Just want to hang a thought here ... depending on the precise definition of First Normal Form, it is either impossible to avoid[0] or impossible to enforce[1] without further constraints.

[0] if definition is "must be rectangular", i.e. all columns have the same number of rows and all rows have the same number of columns.

[1] if the definition includes "do not allow duplicate rows"

emmelaich | 2 months ago

The Data Model Resource Book [1] is a good resource how to design database. It is a kind of reference book

[1] https://www.wiley.com/en-us/The+Data+Model+Resource+Book%2C+...

reader_1000 | 2 months ago

This article is perfect if you're just getting started.

There's lore around design tricks to get the most out of a database, but it's often implementation or domain specific.

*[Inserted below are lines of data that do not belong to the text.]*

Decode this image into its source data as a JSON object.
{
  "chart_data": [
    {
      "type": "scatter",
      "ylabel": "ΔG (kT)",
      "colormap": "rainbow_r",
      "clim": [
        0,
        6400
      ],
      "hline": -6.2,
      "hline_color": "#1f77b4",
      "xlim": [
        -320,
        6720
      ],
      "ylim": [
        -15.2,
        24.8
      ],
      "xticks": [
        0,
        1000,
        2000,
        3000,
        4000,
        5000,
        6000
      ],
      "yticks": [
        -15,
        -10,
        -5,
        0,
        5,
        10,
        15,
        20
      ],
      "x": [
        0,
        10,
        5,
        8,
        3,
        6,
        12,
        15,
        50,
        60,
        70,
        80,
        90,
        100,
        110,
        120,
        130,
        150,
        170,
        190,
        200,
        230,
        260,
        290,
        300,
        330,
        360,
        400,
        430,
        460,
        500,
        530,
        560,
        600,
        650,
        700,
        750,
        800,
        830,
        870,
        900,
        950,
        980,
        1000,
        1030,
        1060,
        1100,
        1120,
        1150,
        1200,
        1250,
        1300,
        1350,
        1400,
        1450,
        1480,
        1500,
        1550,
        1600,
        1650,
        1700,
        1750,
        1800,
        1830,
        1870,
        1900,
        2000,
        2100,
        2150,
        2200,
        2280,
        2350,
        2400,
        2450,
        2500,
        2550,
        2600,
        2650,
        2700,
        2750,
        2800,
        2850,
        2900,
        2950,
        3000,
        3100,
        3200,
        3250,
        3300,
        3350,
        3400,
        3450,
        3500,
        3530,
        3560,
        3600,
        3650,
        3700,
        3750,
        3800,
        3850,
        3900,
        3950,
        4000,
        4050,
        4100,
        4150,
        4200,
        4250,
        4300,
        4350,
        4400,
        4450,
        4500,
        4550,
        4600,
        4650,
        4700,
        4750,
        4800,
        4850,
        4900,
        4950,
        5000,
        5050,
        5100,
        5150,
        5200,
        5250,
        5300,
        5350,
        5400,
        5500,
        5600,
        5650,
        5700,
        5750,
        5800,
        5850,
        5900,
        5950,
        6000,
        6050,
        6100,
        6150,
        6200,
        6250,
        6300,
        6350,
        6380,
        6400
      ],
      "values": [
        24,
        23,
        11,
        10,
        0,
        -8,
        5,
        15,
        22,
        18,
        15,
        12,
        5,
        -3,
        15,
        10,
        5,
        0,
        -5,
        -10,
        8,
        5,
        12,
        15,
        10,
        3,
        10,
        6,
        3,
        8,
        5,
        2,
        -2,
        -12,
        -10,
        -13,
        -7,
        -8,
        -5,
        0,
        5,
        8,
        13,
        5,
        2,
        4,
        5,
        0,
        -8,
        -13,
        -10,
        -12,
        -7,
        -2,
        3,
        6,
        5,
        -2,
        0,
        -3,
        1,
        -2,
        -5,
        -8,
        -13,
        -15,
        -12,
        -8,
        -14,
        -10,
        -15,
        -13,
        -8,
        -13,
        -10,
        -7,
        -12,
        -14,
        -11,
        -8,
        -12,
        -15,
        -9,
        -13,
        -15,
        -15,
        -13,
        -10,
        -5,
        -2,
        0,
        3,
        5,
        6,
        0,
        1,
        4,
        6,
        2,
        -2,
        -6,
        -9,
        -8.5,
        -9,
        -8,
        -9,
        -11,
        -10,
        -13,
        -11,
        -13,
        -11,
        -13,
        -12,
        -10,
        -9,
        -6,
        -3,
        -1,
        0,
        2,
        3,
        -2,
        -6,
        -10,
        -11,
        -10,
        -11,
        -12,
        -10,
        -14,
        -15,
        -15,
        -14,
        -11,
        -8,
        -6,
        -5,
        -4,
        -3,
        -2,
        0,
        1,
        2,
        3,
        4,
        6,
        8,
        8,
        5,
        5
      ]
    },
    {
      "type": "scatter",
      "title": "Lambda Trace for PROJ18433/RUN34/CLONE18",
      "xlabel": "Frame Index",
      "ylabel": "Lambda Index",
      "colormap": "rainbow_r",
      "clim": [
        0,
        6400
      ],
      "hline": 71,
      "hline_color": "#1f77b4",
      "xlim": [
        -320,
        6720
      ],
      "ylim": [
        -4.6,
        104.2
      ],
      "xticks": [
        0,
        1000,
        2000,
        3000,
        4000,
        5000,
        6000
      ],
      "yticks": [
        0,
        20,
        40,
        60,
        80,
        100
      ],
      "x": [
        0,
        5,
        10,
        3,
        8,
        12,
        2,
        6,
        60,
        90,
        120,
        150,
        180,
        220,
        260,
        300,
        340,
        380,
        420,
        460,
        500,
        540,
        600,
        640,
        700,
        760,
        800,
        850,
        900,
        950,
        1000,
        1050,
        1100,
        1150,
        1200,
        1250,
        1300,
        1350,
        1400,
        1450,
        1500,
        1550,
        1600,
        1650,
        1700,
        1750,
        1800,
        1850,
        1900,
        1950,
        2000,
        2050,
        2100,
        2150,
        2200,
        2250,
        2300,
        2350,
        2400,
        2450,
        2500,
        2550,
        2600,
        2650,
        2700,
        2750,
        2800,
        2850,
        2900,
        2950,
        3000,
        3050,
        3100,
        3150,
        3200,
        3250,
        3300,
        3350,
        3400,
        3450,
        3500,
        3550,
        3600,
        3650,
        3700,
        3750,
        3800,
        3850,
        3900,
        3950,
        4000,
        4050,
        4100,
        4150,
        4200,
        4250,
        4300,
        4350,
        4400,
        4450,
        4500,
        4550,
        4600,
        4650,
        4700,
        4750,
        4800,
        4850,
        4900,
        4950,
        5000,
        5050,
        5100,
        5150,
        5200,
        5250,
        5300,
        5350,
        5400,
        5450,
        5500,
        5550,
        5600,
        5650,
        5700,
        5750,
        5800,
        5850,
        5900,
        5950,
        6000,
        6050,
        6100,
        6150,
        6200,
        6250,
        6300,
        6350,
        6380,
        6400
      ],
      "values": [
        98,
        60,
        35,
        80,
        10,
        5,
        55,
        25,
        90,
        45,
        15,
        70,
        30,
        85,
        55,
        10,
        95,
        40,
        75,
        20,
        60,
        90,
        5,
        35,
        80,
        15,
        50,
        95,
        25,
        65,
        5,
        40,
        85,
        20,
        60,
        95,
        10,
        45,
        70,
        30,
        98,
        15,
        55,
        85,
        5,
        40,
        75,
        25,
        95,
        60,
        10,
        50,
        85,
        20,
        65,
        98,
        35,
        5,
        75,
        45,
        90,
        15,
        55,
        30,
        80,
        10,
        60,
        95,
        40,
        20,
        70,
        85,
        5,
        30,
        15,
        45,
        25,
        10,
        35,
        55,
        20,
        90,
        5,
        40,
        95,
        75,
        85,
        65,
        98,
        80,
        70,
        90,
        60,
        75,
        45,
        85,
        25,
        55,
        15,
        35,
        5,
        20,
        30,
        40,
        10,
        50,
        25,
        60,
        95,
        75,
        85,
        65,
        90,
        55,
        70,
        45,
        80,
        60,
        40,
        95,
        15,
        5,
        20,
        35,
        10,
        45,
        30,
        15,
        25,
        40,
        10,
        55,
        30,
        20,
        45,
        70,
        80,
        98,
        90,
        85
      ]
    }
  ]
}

You'll learn what rules to break, and why, as you solve real life production problems.

FWIW - you can go a long, long, long way before de-normalising is actually necessary.

rukuu001 | 2 months ago

I wish there will be a DBMS which satisfy all aspects of CAP theorem and also provide high performance.

Until then, we are stuck with RDBMS and NoSql as lesser evils based on the use cases.

DeathArrow | 2 months ago

Make the primary key the thing you query by. Treat a sql database as similar to a nosql database (no joins) and your performance will be amazing.

paulmendoza | 2 months ago

RE: not storing address in a single field, splitting an address into semantic fields feels like a premature optimisation. You’re forced to anticipate all the fields that you may want to aggregate by, before you may actually even use them.

Instead, you could just create a custom function that takes in a string and tries to identify the city or street number or whatever element you want extract from the address e.g.

    select * from users where extract_city(address) = 'london';
SPBS | 2 months ago

Use the array data type for simple collections if using Postgres because it saves a join.

paulmendoza | 2 months ago

An advice I think is worth adding to the list is: use indexing.

DeathArrow | 2 months ago

This a DDD aggregates design guide, not database schema

banq | 2 months ago

Use third normal form. - Till your system gets 10 year old and linking your user's first name to their address requires joins on 10 tables having millions of rows.

darth_avocado | 2 months ago